Harry tests a spell he reads in the Half-Blood Prince's book, while Ron suffers the consequences

Extract from Harry Potter and the Half-Blood Prince

By J.K. Rowling

Harry had already attempted a few of the Prince’s self-invented spells. There had been a hex that caused toenails to grow alarmingly fast (he had tried this on Crabbe in the corridor, with very entertaining results); a jinx that glued the tongue to the roof of the mouth (which he had twice used, to general applause, on an unsuspecting Argus Filch); and, perhaps most useful of all, Muffliato, a spell that filled the ears of anyone nearby with an unidentifiable buzzing, so that lengthy conversations could be held in class without being overheard. The only person who did not find these charms amusing was Hermione, who maintained a rigidly disapproving expression throughout and refused to talk at all if Harry had used the Muffliato spell on anyone in the vicinity.

Sitting up in bed, Harry turned the book sideways so as to examine more closely the scribbled instructions for a spell that seemed to have caused the Prince some trouble. There were many crossings-out and alterations, but finally, crammed into a corner of the page, the scribble:

Levicorpus (n-vbl)

While the wind and sleet pounded relentlessly on the windows and Neville snored loudly, Harry stared at the letters in brackets. N-vbl ... that had to mean non-verbal. Harry rather doubted he would be able to bring off this particular spell; he was still having difficulty with non-verbal spells, something Snape had been quick to comment on in every DADA class. On the other hand, the Prince had proved a much more effective teacher than Snape so far.

Pointing his wand at nothing in particular, he gave it an upward flick and said Levicorpus! inside his head.


There was a flash of light and the room was full of voices: everyone had woken up as Ron had let out a yell. Harry sent Advanced Potion-Making flying in panic; Ron was dangling upside-down in midair as though an invisible hook had hoisted him up by the ankle.

‘Sorry!’ yelled Harry, as Dean and Seamus roared with laughter and Neville picked himself up from the floor, having fallen out of bed. ‘Hang on – I’ll let you down –’

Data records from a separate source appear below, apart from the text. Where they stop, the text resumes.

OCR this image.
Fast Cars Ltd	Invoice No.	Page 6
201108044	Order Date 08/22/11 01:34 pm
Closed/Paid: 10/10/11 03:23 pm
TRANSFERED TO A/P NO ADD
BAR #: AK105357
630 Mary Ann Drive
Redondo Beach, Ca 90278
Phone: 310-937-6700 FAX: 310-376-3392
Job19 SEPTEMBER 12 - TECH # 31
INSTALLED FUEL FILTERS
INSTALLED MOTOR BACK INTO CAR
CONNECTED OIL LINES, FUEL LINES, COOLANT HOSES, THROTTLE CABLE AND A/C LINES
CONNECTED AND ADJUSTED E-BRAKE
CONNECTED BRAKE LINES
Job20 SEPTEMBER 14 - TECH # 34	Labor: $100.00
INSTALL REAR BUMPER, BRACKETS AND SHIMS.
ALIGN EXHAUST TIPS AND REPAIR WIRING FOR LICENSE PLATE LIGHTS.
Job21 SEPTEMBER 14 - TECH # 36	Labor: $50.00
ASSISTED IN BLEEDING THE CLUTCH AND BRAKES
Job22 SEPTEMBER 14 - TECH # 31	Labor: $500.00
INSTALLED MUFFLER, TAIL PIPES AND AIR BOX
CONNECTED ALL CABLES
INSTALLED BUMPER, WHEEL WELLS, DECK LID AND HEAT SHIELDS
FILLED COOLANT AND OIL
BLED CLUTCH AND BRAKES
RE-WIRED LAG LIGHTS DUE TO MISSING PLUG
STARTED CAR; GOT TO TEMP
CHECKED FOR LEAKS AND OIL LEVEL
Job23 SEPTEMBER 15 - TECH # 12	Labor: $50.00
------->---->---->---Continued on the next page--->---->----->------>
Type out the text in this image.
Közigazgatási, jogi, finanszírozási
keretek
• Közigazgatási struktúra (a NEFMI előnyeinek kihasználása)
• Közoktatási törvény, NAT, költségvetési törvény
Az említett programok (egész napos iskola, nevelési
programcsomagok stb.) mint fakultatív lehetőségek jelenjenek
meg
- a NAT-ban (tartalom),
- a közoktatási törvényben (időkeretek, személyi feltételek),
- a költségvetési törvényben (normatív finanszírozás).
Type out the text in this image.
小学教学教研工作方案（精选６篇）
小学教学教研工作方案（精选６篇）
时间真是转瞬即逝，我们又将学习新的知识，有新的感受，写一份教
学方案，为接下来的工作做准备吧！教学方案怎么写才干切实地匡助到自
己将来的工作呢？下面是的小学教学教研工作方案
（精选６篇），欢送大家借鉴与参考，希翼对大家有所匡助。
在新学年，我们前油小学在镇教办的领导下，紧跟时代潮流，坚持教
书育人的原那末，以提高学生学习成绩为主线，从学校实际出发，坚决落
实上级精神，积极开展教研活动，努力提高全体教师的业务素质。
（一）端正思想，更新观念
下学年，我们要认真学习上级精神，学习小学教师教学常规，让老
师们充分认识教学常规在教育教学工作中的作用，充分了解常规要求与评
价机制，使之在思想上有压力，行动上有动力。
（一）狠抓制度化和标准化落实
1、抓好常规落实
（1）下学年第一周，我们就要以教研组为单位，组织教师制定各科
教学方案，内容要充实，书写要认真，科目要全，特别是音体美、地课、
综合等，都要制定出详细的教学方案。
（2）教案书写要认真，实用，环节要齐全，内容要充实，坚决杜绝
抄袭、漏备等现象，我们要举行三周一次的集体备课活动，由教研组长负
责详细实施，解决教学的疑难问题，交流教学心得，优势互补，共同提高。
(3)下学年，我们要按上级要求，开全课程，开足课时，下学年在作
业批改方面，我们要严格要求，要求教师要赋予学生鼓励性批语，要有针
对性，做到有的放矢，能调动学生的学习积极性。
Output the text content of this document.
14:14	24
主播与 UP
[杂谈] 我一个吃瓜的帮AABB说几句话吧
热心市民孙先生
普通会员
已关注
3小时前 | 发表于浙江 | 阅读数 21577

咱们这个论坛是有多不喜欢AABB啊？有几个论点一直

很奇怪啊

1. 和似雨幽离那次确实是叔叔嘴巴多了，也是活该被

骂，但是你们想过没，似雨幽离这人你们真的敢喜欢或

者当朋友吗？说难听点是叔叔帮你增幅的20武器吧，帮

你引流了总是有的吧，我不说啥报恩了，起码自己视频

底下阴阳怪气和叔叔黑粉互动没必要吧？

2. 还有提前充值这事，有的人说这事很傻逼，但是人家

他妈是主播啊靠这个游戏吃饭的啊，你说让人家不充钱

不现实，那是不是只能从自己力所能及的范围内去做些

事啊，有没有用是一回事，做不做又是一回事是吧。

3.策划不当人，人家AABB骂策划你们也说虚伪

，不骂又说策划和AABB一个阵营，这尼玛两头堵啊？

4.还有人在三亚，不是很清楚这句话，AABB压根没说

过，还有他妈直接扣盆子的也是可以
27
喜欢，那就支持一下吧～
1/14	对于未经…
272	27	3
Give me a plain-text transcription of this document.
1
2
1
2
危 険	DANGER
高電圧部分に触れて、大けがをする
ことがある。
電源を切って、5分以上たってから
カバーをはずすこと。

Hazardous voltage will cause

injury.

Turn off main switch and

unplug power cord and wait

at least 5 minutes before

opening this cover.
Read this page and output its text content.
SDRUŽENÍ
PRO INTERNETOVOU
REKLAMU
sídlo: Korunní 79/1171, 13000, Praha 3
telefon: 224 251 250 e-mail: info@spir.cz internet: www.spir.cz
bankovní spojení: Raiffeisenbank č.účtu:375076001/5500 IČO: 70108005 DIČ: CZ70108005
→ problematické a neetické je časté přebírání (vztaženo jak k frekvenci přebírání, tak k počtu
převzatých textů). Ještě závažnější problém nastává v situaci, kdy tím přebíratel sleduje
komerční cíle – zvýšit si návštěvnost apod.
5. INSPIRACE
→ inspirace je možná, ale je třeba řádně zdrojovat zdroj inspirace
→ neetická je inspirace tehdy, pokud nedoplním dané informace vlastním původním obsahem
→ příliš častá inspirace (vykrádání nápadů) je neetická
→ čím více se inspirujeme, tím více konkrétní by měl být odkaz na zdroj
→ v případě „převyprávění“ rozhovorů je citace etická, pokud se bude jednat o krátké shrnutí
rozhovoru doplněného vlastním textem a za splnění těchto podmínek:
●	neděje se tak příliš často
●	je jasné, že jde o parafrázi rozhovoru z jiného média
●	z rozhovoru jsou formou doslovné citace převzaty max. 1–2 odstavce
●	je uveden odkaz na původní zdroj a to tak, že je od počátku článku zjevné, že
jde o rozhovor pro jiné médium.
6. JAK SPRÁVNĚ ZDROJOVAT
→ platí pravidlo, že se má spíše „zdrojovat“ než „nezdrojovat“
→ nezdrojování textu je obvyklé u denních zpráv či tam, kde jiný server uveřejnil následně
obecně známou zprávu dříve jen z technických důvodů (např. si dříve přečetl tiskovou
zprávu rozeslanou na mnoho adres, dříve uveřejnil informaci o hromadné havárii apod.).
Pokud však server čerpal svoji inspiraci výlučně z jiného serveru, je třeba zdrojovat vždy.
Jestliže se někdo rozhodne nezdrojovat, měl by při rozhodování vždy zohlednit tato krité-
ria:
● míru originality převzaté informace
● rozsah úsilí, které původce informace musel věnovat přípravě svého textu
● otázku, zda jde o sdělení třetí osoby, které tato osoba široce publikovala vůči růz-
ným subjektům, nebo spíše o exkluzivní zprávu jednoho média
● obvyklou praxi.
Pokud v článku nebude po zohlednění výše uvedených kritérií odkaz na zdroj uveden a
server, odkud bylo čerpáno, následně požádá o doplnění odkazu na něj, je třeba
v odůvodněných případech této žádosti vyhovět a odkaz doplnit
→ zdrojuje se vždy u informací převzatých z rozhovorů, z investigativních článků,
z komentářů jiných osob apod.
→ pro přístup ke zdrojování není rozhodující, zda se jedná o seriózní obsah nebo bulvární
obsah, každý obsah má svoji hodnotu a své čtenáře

He groped for the potion book and riffled through it in a panic, trying to find the right page; at last he located it and deciphered one cramped word underneath the spell: praying that this was the counter-jinx, Harry thought Liberacorpus! with all his might.

There was another flash of light and Ron fell in a heap on to his mattress.

‘Sorry,’ repeated Harry weakly, while Dean and Seamus continued to roar with laughter.

‘Tomorrow,’ said Ron in a muffled voice, ‘I’d rather you set the alarm clock.’